Tabada: Dictator’s goodbyes

Tabada: Dictator’s goodbyes

THE dictator knew he was dying. He calculated that before the six moons rose from the choked sea of the planet Primus, he still had time to say his goodbyes.

He was, by Primate reckoning, relatively young but he acquired power early and the power had swallowed him whole.

As he lay on his deathbed, the Dictator plotted how to overpower Death. He was certain that even before the death rattle sounded in his throat, his most trusted would throw out his not-even-dead-yet body and fight, down to the last standing ape, for power.

So after the first moon rose wetly from the sea, he invited all the Premium Primates of Planet Primus to see him personally for his goodbye gifts. The line stretched beyond the Palace.

First to bend an ear to hear the Dictator’s whisper was his personal doctor. The Dictator knew the fool had at least an excellent talent for his own survival. He gave the quack a paper appointing him the Most Official Physician (MOP), with power over all healers.

Fearing that he would be blamed for misdiagnosing the Dictator, the MOP’s first act was to wipe out every healer. When the second moon rose and gobbled the first, it would have wrinkled its nose (if it had a nose) at the stench rising from the diseased and the dead strewn all over the planet.
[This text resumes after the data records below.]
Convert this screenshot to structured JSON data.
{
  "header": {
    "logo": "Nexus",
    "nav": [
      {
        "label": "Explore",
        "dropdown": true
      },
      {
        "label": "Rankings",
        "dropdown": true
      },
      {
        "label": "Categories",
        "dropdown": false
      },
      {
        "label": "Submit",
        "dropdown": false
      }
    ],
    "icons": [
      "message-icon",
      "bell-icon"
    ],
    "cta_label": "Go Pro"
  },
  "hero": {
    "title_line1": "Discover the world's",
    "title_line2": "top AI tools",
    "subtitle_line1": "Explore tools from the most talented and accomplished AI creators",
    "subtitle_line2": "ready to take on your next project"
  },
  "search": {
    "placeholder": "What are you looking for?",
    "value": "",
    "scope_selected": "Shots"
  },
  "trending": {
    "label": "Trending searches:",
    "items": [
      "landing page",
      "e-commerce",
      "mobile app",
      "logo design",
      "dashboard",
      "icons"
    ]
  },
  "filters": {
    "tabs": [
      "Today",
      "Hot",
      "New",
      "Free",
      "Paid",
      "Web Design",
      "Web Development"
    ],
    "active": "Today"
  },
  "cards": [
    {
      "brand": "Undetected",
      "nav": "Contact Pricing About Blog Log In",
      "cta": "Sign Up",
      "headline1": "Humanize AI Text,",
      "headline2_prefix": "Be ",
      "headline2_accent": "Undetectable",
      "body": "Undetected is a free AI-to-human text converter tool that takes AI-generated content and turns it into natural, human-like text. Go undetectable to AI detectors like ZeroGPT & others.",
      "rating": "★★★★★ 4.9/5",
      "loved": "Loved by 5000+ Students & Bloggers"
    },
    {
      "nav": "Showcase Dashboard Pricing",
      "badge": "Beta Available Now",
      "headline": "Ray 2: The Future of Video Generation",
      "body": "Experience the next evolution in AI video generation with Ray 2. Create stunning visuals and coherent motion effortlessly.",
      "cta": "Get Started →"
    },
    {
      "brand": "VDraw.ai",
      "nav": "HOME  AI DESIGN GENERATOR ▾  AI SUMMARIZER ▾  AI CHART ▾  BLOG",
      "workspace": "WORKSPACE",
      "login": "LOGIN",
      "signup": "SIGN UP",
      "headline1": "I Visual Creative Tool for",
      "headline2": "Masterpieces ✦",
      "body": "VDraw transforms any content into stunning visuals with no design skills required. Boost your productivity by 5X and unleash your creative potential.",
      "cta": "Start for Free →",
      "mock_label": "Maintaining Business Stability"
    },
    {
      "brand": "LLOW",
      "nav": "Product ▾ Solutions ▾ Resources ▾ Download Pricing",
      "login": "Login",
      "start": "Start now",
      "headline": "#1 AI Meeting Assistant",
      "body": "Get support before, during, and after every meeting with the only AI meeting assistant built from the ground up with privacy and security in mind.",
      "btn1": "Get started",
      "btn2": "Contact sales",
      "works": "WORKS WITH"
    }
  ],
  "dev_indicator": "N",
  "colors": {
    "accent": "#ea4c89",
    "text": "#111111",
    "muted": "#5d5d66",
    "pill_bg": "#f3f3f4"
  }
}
The Dictator enjoyed saying goodbye. To the Chief Orangutan of Palace (COP), he gave a blank check for intelligence funds after whispering he was weary of listening to the birds’ intrigues.

In Primus, communication, from announcements to intrigues, was coursed through the birds. They were the only ones whose tongues were not tampered with (birds’ ears are covered by feathers but the COP, who swapped Science for Obedience remedial, was not even curious to Google this).

So the birds followed the healers. By the time the third moon cornered and gulped down the second moon, such a din rose from the planet, where the survivors gabbled without cease after forgetting, in the absence of messengers, how to listen.

Fast forward to the gorging by the sixth ravenous moon. There are just two visitors now waiting outside the Dictator’s room (actually in the entire decimated planet).

The Dictator did not recognize the girl at first. He lost count of the moons since he last saw his subjects.

But he always distrusted the female ones. Rightly so as, without waiting for his goodbye, the girl gave him hers: she took out a quill and with its sharpened end, slashed her throat so a bright, red smile widened and glinted back at the Dictator.

Death then stepped inside the room and gently cradling the girl, walked away. Halt! cried the Dictator. What about me?

No one was left to answer the Dictator.